Last Tuesday a phishing email was sent out to UConn students and faculty, which fraudulently claimed to be from University Information Technology Services (UITS). The email stated that the recipient had exceeded their email quota and prompted them to click on a link to re-validate their account.
UConn should have warned students and faculty as soon as it became aware of this phishing email. Recipients may have unwarily clicked on the link; the university should have sent an email explaining what students and faculty should do to protect themselves.
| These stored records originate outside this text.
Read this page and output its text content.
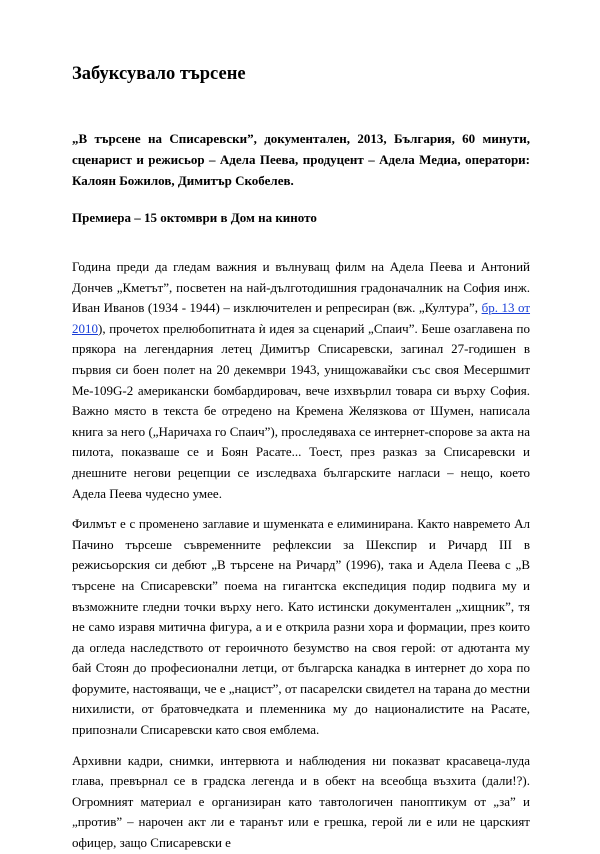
Забуксувало търсене

„В търсене на Списаревски”, документален, 2013, България, 60 минути, сценарист и режисьор – Адела Пеева, продуцент – Адела Медиа, оператори: Калоян Божилов, Димитър Скобелев.

Премиера – 15 октомври в Дом на киното

Година преди да гледам важния и вълнуващ филм на Адела Пеева и Антоний Дончев „Кметът”, посветен на най-дълготодишния градоначалник на София инж. Иван Иванов (1934 - 1944) – изключителен и репресиран (вж. „Култура”, бр. 13 от 2010), прочетох прелюбопитната ѝ идея за сценарий „Спаич”. Беше озаглавена по прякора на легендарния летец Димитър Списаревски, загинал 27-годишен в първия си боен полет на 20 декември 1943, унищожавайки със своя Месершмит Ме-109G-2 американски бомбардировач, вече изхвърлил товара си върху София. Важно място в текста бе отредено на Кремена Желязкова от Шумен, написала книга за него („Наричаха го Спаич”), проследяваха се интернет-спорове за акта на пилота, показваше се и Боян Расате... Тоест, през разказ за Списаревски и днешните негови рецепции се изследваха българските нагласи – нещо, което Адела Пеева чудесно умее.

Филмът е с променено заглавие и шуменката е елиминирана. Както навремето Ал Пачино търсеше съвременните рефлексии за Шекспир и Ричард III в режисьорския си дебют „В търсене на Ричард” (1996), така и Адела Пеева с „В търсене на Списаревски” поема на гигантска експедиция подир подвига му и възможните гледни точки върху него. Като истински документален „хищник”, тя не само изравя митична фигура, а и е открила разни хора и формации, през които да огледа наследството от героичното безумство на своя герой: от адютанта му бай Стоян до професионални летци, от българска канадка в интернет до хора по форумите, настояващи, че е „нацист”, от пасарелски свидетел на тарана до местни нихилисти, от братовчедката и племенника му до националистите на Расате, припознали Списаревски като своя емблема.

Архивни кадри, снимки, интервюта и наблюдения ни показват красавеца-луда глава, превърнал се в градска легенда и в обект на всеобща възхита (дали!?). Огромният материал е организиран като тавтологичен паноптикум от „за” и „против” – нарочен акт ли е таранът или е грешка, герой ли е или не царският офицер, защо Списаревски е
As reported in The Daily Campus, UITS computer technician Haleh Ghaemolsabahi has stated that the UConn was not hacked. The sender of the phishing email relied on a list of publically available university email addresses. Nonetheless, a predatory email user is deliberately targeting UConn email addresses in order to obtain personal information, the university should say something to the community.
Several UConn email users were threatened and did not receive any warnings or recommendations from UITS. They were certainly aware of the problem, as “The email was sent at 9:05 a.m. The URL was blocked by 9:50 a.m. and UConn spam appliance was ‘configured to block the message shortly thereafter,’ UConn deputy spokesman Tom Breen said,” as noted in The Daily Campus.
The university rightfully took these steps to protect the safety of its email users, but it did not send an email notification to those who may have been affected, which it should have done.
Some students and faculty may have unknowingly clicked on the link in the 45-minute window before the university blocked the URL. Their personal information may have been at risk and they received no notification that they should take any steps to protect themselves.
The Daily Campus reported that Ghaemolsabahi recommended that those who clicked the link “should immediately change their passwords.” This information should have been directly communicated to the students and faculty who may have been affected.
When UConn email addresses are targeted and there are steps recipients should take to ensure the protection of their personal information, the university should affirmatively inform email users. A notification email from UITS in events of this nature would better prepare students to protect themselves.
Students using a university email account expect it to be safe. Trust in the validity of university announcements might make the community especially vulnerable to phishing emails. In the future, the university should not only quickly disable the threat, but also notify students of the threat’s existence and provide them with the actions they should take if they are at risk.